One of the two legislators democrats blacks who were ousted from the Tennessee House of Representatives last week was reinstated Monday after Nashville’s governing council voted to remove it.
The unanimous vote by the Nashville Metropolitan Council lasted only minutes before Rep. Justin Jones was reinstated in office just four days after Republicans ousted him from his seat.
Moments later, Jones marched toward the Capitol, several blocks away. He was sworn in on the steps and entered the building as his supporters sang “This Little Light of Mine.”
Loud applause erupted as Jones entered the House floor accompanied by Democratic Rep. Gloria Johnson, who was also ousted but saved by one vote.
“To the people of Tennessee, I stand with you,” Jones said in his first on-camera statement. “We will continue to be your voice in this place. And no expulsion, no attempt to silence us will stop us, but only galvanize and strengthen our movement. And we will continue to present ourselves at the town house.”
“Power to the people,” he shouted, to applause.
The republicans The two legislators were expelled for their participation in a gun control protest on the House floor following a school shooting in Nashville.
The other lawmaker, Justin Pearson, could be reinstated Wednesday at a Shelby County Commission meeting.
Thursday’s ousters made Tennessee a new front in the battle for the future of American democracy and put the ousted lawmakers in the national spotlight.
Jones’ appointment is provisional. Special elections for the seats will be held in the coming months. Jones and Pearson have indicated their intention to run in the special election.
Before the special council session began, a couple hundred people gathered in front of the Nashville courthouse. Some carried banners that read: “Without Justin there is no peace.” Inside the courthouse, a line of people waited outside the council chamber for the doors to open.

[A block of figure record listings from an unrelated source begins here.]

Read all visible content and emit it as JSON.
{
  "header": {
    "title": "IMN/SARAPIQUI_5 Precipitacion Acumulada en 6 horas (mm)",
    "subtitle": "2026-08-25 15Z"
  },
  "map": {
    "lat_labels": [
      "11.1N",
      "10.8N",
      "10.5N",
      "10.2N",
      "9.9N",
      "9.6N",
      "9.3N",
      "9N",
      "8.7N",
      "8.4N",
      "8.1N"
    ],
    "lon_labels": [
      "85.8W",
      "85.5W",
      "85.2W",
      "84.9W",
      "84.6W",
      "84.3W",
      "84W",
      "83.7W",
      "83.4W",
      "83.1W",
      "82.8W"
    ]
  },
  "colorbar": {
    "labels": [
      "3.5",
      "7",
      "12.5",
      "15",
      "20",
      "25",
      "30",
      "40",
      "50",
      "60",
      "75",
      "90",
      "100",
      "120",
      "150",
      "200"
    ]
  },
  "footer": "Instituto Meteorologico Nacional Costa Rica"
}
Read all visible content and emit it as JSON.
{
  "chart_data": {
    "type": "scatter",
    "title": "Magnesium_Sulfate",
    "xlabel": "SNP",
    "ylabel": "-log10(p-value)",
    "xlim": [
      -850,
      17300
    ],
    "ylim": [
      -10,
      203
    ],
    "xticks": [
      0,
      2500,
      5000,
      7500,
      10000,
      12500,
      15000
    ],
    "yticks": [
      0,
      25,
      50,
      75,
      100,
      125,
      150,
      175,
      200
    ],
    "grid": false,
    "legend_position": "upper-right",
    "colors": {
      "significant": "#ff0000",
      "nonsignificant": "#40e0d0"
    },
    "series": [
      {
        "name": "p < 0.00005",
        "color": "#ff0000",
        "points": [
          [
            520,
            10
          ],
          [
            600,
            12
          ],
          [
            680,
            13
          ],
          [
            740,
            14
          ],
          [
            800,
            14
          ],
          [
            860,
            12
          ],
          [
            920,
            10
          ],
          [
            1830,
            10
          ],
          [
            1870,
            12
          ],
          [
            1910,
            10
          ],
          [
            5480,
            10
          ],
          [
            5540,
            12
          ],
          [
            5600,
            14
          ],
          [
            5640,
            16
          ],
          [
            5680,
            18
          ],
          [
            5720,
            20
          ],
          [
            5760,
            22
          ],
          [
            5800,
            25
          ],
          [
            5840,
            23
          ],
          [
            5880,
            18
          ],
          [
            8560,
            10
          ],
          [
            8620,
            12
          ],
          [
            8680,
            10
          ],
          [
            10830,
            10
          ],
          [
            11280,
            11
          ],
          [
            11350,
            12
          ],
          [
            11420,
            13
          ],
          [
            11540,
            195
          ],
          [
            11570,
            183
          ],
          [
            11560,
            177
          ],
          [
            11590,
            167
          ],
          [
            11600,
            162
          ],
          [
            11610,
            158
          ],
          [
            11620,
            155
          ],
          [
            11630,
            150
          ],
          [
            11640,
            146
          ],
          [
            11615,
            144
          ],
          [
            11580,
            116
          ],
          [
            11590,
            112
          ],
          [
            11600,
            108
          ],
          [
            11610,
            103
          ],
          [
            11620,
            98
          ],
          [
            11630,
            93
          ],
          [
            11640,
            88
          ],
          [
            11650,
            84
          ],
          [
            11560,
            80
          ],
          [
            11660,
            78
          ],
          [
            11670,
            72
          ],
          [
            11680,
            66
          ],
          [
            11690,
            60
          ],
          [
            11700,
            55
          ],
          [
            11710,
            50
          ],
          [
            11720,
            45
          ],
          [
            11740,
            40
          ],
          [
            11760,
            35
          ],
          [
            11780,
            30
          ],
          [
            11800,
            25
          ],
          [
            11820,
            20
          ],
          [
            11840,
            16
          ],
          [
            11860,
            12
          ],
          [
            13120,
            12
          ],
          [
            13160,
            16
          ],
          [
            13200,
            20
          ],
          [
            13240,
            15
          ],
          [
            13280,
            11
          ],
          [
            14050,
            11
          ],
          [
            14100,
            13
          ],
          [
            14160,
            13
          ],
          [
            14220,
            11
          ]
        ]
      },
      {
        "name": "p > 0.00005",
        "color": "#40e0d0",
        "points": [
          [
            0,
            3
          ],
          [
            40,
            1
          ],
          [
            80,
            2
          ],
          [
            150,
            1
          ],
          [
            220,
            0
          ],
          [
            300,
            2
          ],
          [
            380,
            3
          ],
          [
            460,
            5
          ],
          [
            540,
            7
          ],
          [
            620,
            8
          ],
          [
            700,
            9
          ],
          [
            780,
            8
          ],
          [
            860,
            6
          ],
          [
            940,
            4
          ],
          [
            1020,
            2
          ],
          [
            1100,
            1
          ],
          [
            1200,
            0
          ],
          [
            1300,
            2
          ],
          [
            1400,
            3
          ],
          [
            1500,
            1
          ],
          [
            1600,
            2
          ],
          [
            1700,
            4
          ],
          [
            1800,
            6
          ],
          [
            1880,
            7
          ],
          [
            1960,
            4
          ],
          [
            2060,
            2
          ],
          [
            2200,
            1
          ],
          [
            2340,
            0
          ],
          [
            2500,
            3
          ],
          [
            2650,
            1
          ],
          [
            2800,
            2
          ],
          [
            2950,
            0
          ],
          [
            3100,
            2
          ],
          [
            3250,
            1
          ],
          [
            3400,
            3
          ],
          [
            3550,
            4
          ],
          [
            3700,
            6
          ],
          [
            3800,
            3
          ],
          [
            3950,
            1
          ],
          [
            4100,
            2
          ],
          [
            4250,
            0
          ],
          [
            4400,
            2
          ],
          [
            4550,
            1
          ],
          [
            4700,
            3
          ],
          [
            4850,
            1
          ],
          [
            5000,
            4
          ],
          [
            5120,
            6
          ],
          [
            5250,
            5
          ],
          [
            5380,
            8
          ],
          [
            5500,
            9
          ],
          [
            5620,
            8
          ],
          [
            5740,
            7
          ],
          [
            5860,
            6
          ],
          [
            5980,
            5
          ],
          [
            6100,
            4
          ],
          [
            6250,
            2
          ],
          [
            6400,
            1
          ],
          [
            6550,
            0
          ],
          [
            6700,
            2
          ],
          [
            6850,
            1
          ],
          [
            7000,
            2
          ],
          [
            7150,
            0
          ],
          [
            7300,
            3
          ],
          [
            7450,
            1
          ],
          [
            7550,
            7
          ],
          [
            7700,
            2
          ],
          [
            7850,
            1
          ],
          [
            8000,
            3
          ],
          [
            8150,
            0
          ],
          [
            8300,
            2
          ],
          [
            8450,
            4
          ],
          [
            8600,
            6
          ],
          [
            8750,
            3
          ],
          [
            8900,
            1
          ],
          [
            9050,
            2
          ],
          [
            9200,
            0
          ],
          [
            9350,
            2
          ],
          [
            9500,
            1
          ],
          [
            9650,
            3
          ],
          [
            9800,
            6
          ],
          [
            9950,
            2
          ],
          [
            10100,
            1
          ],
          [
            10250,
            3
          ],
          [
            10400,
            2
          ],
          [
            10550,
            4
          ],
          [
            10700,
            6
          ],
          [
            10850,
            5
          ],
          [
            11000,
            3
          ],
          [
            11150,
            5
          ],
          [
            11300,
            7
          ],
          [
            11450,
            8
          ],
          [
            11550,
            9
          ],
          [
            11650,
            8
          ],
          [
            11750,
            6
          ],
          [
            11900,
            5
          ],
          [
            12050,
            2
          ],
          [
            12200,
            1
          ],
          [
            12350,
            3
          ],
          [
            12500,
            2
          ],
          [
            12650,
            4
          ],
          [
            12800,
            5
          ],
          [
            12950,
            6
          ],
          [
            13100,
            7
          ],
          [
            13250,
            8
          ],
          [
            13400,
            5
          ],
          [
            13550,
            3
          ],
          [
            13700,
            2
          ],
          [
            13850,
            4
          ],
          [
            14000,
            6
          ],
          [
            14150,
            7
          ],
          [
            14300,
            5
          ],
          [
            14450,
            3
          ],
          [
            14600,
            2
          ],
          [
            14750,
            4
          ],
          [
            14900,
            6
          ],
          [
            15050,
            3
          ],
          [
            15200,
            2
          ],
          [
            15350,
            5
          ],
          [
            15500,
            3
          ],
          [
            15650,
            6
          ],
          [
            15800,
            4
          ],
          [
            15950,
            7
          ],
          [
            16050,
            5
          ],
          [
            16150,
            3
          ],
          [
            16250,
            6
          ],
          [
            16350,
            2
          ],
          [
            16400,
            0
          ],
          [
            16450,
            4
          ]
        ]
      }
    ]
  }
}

Rosalyn Daniel arrived early and lined up to sit in the Council room. She stated that she does not live in the Jones district, but that she resides in Nashville and is a concerned citizen.
“I grew up in Birmingham, Alabama, during the Civil Rights Movement, so I understand why this is so important,” he said.
Expulsion has generally been reserved as punishment for lawmakers accused of serious misconduct, not used as a weapon against political opponents.